Queen Elizabeth II died last week, setting off a new era for the U.K.
At 96 years old, QEII’s seven-decade reign was the longest in the U.K.’s history, and her death, according to experts, marks a time of economic uncertainty for the country.
“The Queen died peacefully at Balmoral this afternoon,” Buckingham Palace said in a statement.
Her son, now King Charles III was named as the new leader of the monarch just hours after her death and economic changes are already being felt within the country. For one, the U.K.’s new prime minister Liz Truss is responsible for fixing an embattled economy prompted by 2016’s Brexit. Immediate plans includes tackling high cost of living rates, and a stimulus package to quell rising energy bills prompted by the Ukraine crisis.
So, what does this have to do with the US?

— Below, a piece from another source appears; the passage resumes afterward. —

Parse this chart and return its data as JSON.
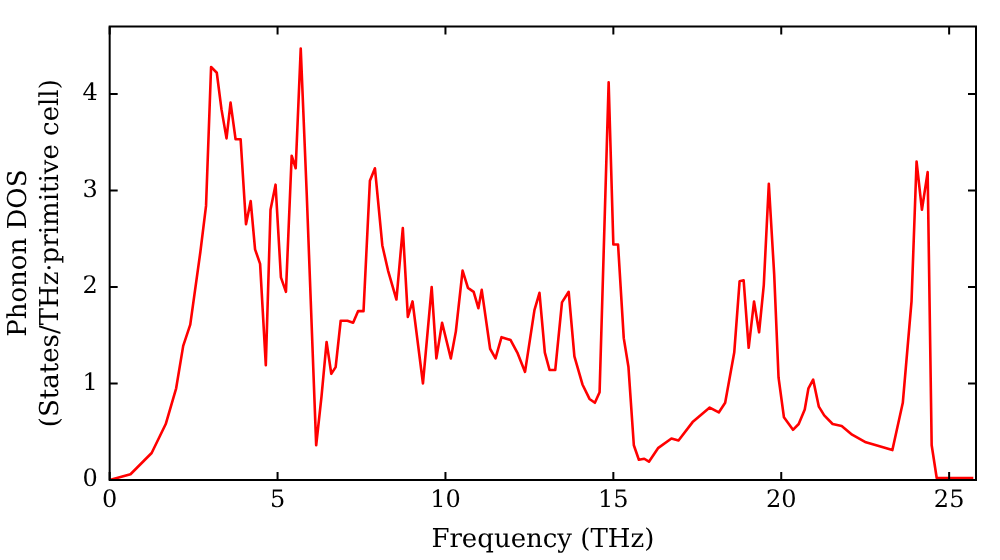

CNBC recently reported the pound fell against the U.S. dollar and the euro last amid tumultuous trading following Queen Elizabeth.
“There’s no significant impact on the pound,” Amo Sahota, director of FX consulting firm Klarity FX in San Francisco told CNBC in an interview.
“The Queen was clearly an icon in British culture, but politically very little significance,” he continued. “There are going to be questions around the prime minister. It’s a government that is in transition anyway. But it won’t have any bearing on the economy.” In fact, Essence reported in July that the recent drop in the U.K.’s currency is good news for US residents, particularly those aiming to travel across the pond soon.
A scenario where the euro is trading below the US dollar between $0.95 to $0.97 could “well be reached if both Europe and the US find themselves slip-sliding in to a (deeper) recession in Q3 while the Fed is still hiking rates,” wrote Deutsche Global Head of FX Research George Saravelos as reported by CNN.